本発明者らは、機能的α−1,3−ガラクトシルトランスフェラーゼのいかなる発現をも欠く生存可能なブタ動物が、産生され得ることを、ここに証明した。本発明は、ブタにおけるα−1,3−ガラクトシルトランスフェラーゼ遺伝子の両方の対立遺伝子の完全な不活化を提供し、それにより、この長期にわたる障害物を克服し、異種移植を現実的にする。この遺伝子の発現を排除すると、細胞表面上でのガラクトースα−1,3−ガラクトースエピトープが欠如する。これは、ブタからヒトへの異種移植治療における超急性拒絶を排除する際の、最初の主要な段階を示す。本発明はまた、そのようなブタ動物に由来する器官、組織、および細胞を提供し、これらは、異種移植のために有用である。

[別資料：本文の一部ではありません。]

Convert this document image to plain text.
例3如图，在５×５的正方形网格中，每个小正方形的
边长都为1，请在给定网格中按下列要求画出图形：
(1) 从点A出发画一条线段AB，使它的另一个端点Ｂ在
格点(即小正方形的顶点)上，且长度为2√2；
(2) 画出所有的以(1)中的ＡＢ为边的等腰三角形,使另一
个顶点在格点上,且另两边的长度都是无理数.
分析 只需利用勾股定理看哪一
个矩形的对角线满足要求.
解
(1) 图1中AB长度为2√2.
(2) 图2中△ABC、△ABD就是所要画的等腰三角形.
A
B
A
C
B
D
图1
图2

・一局面において、本発明は、機能的α−1,3−GTのいかなる発現をも欠くブタから得られる、ブタの器官、組織および/または精製された細胞もしくは細胞株もしくは実質的な純粋な細胞もしくは細胞株を提供する。別の実施形態において、本発明は、異種移植のために有用な器官または組織を提供する。さらなる実施形態において、本発明は、異種移植のために有用な細胞または細胞株を提供する。

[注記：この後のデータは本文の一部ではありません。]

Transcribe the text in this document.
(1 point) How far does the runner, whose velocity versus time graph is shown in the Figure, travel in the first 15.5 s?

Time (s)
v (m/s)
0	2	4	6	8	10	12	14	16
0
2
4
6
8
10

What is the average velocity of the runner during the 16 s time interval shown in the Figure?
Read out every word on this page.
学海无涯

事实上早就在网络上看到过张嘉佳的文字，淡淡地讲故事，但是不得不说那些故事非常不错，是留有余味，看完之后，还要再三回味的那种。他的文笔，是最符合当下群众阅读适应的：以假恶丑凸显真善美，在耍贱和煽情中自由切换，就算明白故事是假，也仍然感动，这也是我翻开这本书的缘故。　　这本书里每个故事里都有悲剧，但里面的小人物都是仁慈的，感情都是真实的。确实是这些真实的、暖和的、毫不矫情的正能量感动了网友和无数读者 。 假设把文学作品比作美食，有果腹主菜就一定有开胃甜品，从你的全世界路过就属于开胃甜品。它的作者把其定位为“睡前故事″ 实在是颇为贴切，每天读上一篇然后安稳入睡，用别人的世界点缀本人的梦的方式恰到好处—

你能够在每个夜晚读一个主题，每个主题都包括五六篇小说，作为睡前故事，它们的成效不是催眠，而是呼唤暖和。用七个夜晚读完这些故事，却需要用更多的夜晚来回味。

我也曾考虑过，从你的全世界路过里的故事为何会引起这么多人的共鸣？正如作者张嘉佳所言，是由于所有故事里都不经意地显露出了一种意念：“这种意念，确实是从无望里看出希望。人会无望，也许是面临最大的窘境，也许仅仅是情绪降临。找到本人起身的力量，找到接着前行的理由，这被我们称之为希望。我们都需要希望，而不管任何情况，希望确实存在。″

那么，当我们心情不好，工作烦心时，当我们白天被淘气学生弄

本明細書中で使用される場合、用語「動物」(遺伝子改変(または遺伝子変化)動物におけるような)は、任意の非ヒト動物、特に任意の非ヒト哺乳動物(ブタ、ヒツジ、ヤギ、ウシ(cattle)(ウシ(bovine))、シカ、ラバ、ウマ、サル、イヌ、ネコ、ラット、マウス、鳥類、ニワトリ、爬虫類、魚類および昆虫が挙げられるが、これらに限定されない)を包含する。本発明の一実施形態において、遺伝子改変ブタおよびその産生方法が、提供される。

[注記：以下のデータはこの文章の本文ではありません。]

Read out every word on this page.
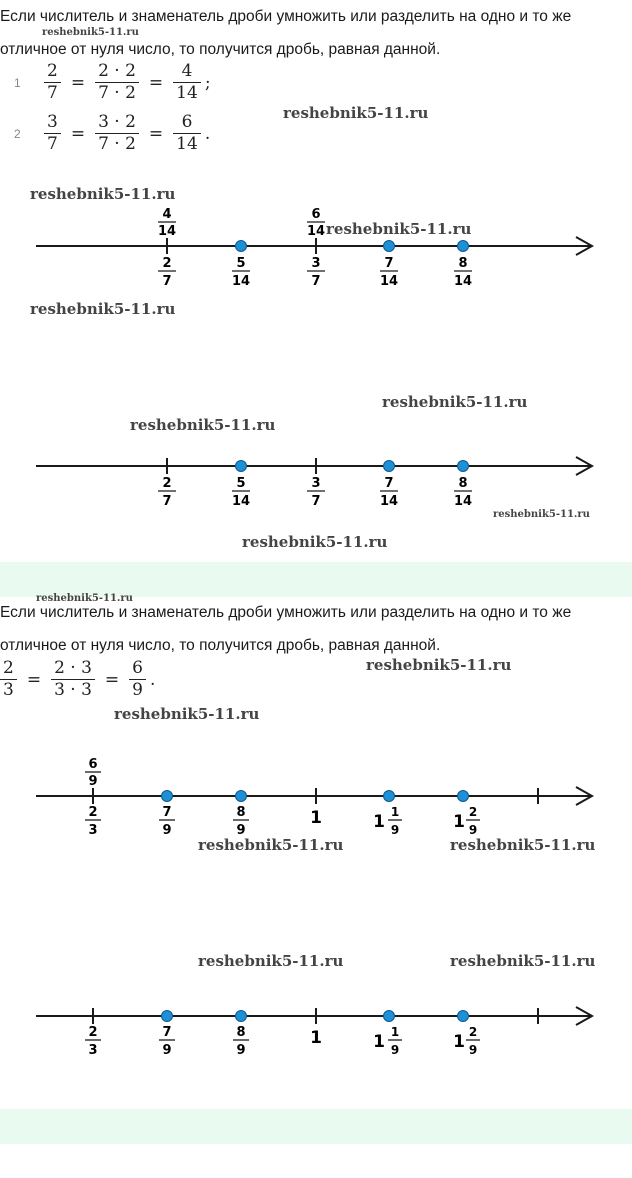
Если числитель и знаменатель дроби умножить или разделить на одно и то же
reshebnik5-11.ru
отличное от нуля число, то получится дробь, равная данной.
1	$\frac{2}{7} = \frac{2 \cdot 2}{7 \cdot 2} = \frac{4}{14}$ ;
2	$\frac{3}{7} = \frac{3 \cdot 2}{7 \cdot 2} = \frac{6}{14}$ .
reshebnik5-11.ru
reshebnik5-11.ru
4
14
6
14
2
7
5
14
3
7
7
14
8
14
reshebnik5-11.ru
reshebnik5-11.ru
reshebnik5-11.ru
reshebnik5-11.ru
2
7
5
14
3
7
7
14
8
14
reshebnik5-11.ru
reshebnik5-11.ru
reshebnik5-11.ru
Если числитель и знаменатель дроби умножить или разделить на одно и то же
отличное от нуля число, то получится дробь, равная данной.
$\frac{2}{3} = \frac{2 \cdot 3}{3 \cdot 3} = \frac{6}{9}$ .
reshebnik5-11.ru
reshebnik5-11.ru
6
9
2
3
7
9
8
9
1	1 1
9	1 2
9
reshebnik5-11.ru	reshebnik5-11.ru
reshebnik5-11.ru	reshebnik5-11.ru
2
3
7
9
8
9
1	1 1
9	1 2
9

本発明の一局面において、α−1,3−GT遺伝子の一方の対立遺伝子が、遺伝子標的化を介して不活化されている、ブタ動物が提供される。本発明の別の局面において、α−1,3−GT遺伝子の両方の対立遺伝子が、遺伝子標的化を介して不活化されている、ブタ動物が提供される。一実施形態において、上記遺伝子は、相同組換えを介して標的化され得る。他の実施形態において、上記遺伝子は、破壊され得る。すなわち、その遺伝コードの一部が変化され得、それにより、その遺伝子のその部分の転写および/または翻訳に影響が与えられ得る。例えば、遺伝子の破壊は、置換技術、欠失(「ノックアウト」)技術、または挿入(「ノックイン」)技術を介して、生じ得る。望ましいタンパク質のさらなる遺伝子、または既存の配列の転写を調節する調節配列が、挿入され得る。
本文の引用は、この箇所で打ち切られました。